Ari Aster is quickly making his mark as one of the best horror creators on this century.
Absolutely wild that he can make one of the best filmed, written, performed, scored, and all around created horror film in general with “Hereditary”, only to some how mirror his craft in an even more diabolical story with “Midsommar”.
From the opening you’re drawn in, only to be held close with Florence Pugh’s outstanding performance. It’s a bit long and slow at times, but it picks up perfectly and swiftly becomes more crazy and horrific as the film draws to an end.
One of the best films of 2019.
Check it out. Definitely watch if you liked Hereditary.
The movie is beautiful and a trip to watch. Its creepy to watch these nice group of villagers turn out to be a crazy cult. The horrible relationship that the main girl and her boyfriend are in is relatable.

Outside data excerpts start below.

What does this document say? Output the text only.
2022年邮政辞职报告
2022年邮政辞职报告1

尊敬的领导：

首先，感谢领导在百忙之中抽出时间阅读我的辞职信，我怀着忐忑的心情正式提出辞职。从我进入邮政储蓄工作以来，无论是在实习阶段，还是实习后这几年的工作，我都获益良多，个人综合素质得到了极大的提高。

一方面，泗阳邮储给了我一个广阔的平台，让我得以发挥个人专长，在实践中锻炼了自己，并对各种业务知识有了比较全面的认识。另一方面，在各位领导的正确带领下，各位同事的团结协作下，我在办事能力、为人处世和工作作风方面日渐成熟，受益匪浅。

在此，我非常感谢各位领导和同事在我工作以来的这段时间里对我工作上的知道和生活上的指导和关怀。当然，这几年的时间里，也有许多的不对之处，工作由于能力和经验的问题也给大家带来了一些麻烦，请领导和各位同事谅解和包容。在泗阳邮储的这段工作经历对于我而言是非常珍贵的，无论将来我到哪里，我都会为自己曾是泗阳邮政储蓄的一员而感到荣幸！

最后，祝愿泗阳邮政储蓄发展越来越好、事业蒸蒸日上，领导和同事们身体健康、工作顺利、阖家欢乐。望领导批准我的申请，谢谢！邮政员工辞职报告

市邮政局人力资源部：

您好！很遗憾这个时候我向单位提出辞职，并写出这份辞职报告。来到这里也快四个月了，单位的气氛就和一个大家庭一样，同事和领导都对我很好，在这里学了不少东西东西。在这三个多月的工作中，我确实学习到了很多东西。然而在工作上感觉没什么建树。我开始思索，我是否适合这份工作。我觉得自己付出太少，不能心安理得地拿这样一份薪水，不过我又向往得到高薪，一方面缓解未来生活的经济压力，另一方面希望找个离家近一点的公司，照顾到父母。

After Hereditary I had high hopes for this movie and while it didn't quite live up to it it's still a great movie just wasn't what I was expecting. A different type of horror/suspense/thrill but that's why I still call it a great movie. Also disturbing but in a really good way. Worth the watch
You will either love or hate this movie. It is gorgeous to look at. The story unfolds very slowly and fills you with dread. Ari Aster is a genius at this. If you did not enjoy Hereditary, do not bother with this one.